In the EU, opt-out is not a legally valid way to obtain the necessary consent. H...

booi · 2026-03-27T22:36:20 1774650980

probably by paying the fine and doing it anyway

justinclift · 2026-03-27T23:22:22 1774653742

s/fine/lawyers/

x0x0 · 2026-03-27T22:37:17 1774651037

For personal data. I don't believe you can reasonably claim code is personal data any more than a hammer is your personal data.

layer8 · 2026-03-27T22:51:06 1774651866

Every Git commit is likely to contain personal data, in the form of the author’s name and email address usually present in a commit’s metadata. Furthermore, unless GitHub is prohibiting users from submitting personal data via their ToS (which, given the above, would be impractical), the only thing that matters is whether the data in fact contains personal data or not. GitHub cannot just assume that it doesn’t. And processing that data for new purposes requires user consent.

fph · 2026-03-27T23:10:49 1774653049

By that logic, you can't use any user input to train an LLM, because what if they decide to write their own name.

layer8 · 2026-03-27T23:15:46 1774653346

Indeed, you can’t unless you have appropriate consent. Which isn’t difficult to obtain if you have clearly defined purposes, but you have to do it.

x0x0 · 2026-03-28T00:02:19 1774656139

Since commits aren't code, that's no problem.

The idea that because any piece of code could possibly contain some personal data -- while 99.99% of it doesn't -- that therefore the entirety is PD is not supported by the gdpr. You could as well say any text field anywhere can hypothetically have someone type their name and is thus personal data as well.

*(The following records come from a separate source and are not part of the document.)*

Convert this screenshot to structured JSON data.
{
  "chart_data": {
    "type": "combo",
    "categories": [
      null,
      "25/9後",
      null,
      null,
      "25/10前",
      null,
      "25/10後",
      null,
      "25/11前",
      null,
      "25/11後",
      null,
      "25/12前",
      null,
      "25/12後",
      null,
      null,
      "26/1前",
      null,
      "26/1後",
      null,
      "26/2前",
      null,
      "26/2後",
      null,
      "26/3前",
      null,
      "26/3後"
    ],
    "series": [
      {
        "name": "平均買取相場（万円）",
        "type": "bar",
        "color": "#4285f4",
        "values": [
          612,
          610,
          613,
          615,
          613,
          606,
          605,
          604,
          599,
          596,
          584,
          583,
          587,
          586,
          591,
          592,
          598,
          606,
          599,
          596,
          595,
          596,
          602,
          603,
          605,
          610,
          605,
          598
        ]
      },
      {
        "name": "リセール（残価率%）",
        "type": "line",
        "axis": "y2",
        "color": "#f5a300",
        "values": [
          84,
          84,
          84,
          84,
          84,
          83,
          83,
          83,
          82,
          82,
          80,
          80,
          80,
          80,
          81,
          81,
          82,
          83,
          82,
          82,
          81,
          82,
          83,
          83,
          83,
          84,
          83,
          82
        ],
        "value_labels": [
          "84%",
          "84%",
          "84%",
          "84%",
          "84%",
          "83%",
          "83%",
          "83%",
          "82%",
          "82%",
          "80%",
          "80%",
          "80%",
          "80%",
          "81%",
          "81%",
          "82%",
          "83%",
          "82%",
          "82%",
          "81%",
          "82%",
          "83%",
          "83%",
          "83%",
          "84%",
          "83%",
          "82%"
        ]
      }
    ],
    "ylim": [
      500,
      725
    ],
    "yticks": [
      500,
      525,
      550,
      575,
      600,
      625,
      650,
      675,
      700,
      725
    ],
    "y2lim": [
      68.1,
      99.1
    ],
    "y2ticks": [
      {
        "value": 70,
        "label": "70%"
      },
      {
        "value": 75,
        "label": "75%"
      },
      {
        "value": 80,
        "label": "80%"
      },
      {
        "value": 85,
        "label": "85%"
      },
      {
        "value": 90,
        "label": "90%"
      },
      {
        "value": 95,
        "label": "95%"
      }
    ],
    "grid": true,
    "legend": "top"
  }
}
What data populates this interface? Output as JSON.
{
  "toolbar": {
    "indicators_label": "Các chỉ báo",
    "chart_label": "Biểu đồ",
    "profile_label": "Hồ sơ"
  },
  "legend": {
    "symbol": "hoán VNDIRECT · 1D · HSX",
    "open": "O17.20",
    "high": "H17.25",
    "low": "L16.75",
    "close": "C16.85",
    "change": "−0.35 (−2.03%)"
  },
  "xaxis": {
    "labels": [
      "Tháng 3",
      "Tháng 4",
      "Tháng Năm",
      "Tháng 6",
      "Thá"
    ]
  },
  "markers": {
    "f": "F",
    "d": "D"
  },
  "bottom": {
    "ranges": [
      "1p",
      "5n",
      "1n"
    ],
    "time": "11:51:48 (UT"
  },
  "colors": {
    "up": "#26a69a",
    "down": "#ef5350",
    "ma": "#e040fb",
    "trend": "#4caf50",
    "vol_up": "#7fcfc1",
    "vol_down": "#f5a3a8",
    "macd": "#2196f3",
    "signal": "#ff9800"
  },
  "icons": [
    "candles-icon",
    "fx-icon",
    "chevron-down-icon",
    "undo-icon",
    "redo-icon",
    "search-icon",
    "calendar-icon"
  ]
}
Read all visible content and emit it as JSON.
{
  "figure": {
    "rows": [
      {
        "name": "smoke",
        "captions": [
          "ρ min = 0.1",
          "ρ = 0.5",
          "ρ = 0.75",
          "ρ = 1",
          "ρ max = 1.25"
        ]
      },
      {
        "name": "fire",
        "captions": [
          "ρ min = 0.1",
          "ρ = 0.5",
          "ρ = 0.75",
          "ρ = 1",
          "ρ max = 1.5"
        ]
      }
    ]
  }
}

layer8 · 2026-03-28T00:59:28 1774659568

The current change applies to all input and output from and to Copilot. This can be used to create profiles about personal preferences, for example.

Personal data is about identifying a person and relating information to that person. A name in an unrelated text field isn’t personal data if you can’t tell the relation between the name and the person who input it, or any surrounding data. The contents of a repository, however, and the interaction with Copilot, can very well help identifying the account holder and their personal data. For example, I might be processing personal health data identifiable as such in a private repository with the help of Copilot.

x0x0 · 2026-03-28T20:02:59 1774728179

> This can be used to create profiles about personal preferences

And since it's not, so what?

> I might be processing personal health data identifiable as such in a private repository with the help of Copilot.

That remains nonsense. The fact that you could put PD in a place not intended to hold PD does not magically transform entire datasets into PD because 1 record may contain it. This is covered in a24 (risk-based), and multiple edpb discussions of proportionate measures. There is zero requirement to guarantee anything collected for a different purpose is not misused by the user, assuming you're not encouraging that misuse.

johndough · 2026-03-27T22:57:59 1774652279

Code often contains personal data. Here are over 400 files on GitHub with email addresses:

https://grep.app/search?regexp=true&q=%5Ba-z%5D%7B8%2C%7D%5C...

For example, license files often contain names and many package managers require a contact person.

When this goes to court, GitHub will probably make the excuse that they somehow did not know that people upload personal data, but the fact that this happens so often that they had to make a secret scanner to stop people from uploading their private keys will prove them as liars.